Sobre tenerle amor a las ciudades

¿Cuál es la diferencia entre querer a Caracas y querer a Buenos Aires?

Carmen Alicia Coto
3 min readJul 15, 2019
Photo by Joel Fulgencio on Unsplash

Las tardecitas de Buenos Aires tienen ese que sé yo, ¿viste?
Salgo de casa por Arenales, lo de siempre. En la calle y en mí.

Nací en Caracas. Quisiera poder adornar eso con alguna descripción poética como “nací en Caracas un jueves lluvioso de primavera”, pero la verdad es que no sé qué clima hacía cuando nací, y en mi ciudad natal no hay estaciones.

Igualmente, no recuerdo Caracas cuando era niña. Mis primeros recuerdos son de agua salada y arena, de salir a comprar pescado con mi mamá junto al mar y de aprender a comer cocos enteros, recién cortados, junto a la orilla de la playa. Me fui de Caracas muy chica, pasé toda mi infancia en laisla, y volví cuando empezaba a ser adolescente y cuando empezaba a experimentar mis afectos. Hacia la vida, hacia la gente y hacia mi entorno. Mi afecto hacia la ciudad.

La Caracas de mi adolescencia era sucia y caótica. No “caótica” como cree la gente de pueblo que las capitales son caóticas, sino caóticas de verdad. Caracas estaba hecha de gritos y smog, y de aprender a pisar antes de ser pisado. Aprender a abusar antes de ser abusado.

También estaba hecha de viejas costumbres. De catedrales antiguas y universidades de concreto. De autobuses viejos y autobuses más viejos. De guacamayas y periquitos. De árboles. De sol.

Pasé muchos años sin quererla. Caracas es una ciudad extraña y hostil, que, como un duende de puente, no te deja pasar a menos que respondas su acertijo. Tienes que agarrarle el truco y aprender a complacerla.

Pero en algún punto de mi adolescencia, aprendí a quererla furiosamente. En un momento, creí entenderla y la quería en toda su barbaridad, en toda su intensidad y su amor violento y caribeño. La quería.

Y, como pasa con todo primer amor, en el momento pensé que sería el único. Pero ahora conozco otras ciudades que son furiosas de maneras muy distintas.

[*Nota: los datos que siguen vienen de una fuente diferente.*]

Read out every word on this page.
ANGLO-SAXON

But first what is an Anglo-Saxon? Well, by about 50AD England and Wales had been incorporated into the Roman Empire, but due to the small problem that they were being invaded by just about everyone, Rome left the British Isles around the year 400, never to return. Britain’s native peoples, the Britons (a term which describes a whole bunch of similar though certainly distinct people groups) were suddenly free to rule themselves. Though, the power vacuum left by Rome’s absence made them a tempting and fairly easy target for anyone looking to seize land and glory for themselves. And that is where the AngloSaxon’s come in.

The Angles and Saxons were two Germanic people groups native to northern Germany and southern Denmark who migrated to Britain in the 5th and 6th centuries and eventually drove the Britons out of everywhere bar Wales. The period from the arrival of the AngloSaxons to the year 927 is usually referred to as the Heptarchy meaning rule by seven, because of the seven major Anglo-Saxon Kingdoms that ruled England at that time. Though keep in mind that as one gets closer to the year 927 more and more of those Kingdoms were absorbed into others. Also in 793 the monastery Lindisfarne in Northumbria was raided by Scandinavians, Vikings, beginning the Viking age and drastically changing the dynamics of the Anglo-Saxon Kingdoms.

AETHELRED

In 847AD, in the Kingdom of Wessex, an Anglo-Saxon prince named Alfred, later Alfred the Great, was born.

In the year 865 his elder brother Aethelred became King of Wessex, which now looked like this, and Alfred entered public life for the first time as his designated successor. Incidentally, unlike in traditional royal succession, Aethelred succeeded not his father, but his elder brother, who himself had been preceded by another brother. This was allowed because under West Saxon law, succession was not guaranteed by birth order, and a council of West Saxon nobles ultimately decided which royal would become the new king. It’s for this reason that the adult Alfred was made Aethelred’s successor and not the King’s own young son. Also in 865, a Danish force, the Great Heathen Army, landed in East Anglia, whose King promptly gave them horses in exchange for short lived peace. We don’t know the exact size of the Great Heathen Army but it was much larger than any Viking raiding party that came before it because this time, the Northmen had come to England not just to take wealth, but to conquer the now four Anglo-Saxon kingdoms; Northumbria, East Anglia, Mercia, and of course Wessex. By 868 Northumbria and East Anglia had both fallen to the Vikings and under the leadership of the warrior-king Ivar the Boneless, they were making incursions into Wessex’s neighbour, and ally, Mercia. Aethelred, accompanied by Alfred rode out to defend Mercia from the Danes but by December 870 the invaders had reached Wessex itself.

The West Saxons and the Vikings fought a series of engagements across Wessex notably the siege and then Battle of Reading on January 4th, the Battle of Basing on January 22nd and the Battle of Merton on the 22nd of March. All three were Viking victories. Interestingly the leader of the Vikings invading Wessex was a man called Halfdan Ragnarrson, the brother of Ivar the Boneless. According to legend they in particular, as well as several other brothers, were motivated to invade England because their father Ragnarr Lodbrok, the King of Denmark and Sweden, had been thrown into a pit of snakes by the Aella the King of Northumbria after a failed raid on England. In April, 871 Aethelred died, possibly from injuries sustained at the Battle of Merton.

De hecho, al principio no entendía porqué a Buenos Aires la llamaban ‘la ciudad de la furia’. En comparación, la veía y la sentía ordenada, limpia, feliz. Mi primera impresión de Buenos Aires no fue la de ver una ciudad furiosa, fue la de encontrarme con calles perfectamente numeradas (cada cuadra cien números, a la derecha los pares, a la izquierda los impares), parques abiertos, calles seguras. Y hoy, a pesar de que en algunas cosas mi percepción ha cambiado a fuerza de costumbre, no puedo estar totalmente segura de que en sí misma sea una ciudad furiosa.

Lo que sí puedo decir es que Buenos Aires es un hermoso desorden. No es el caos caribeño del que vengo, no es europea como ella misma quisiera, pero es un punto medio precioso. Sí, Buenos Aires quiere ser europea, con sus edificios adornados y sus ademanes italianos; pero, por suerte, le queda grande a los estereotipos. Va más allá.

Y se extiende, se extiende fuera de los límites de la General Paz, se extiende hasta que no es más ciudad sino ciudades, provincia, infinito.

Infinito plano, infinito junto al río, infinito qué sé yo, ¿viste?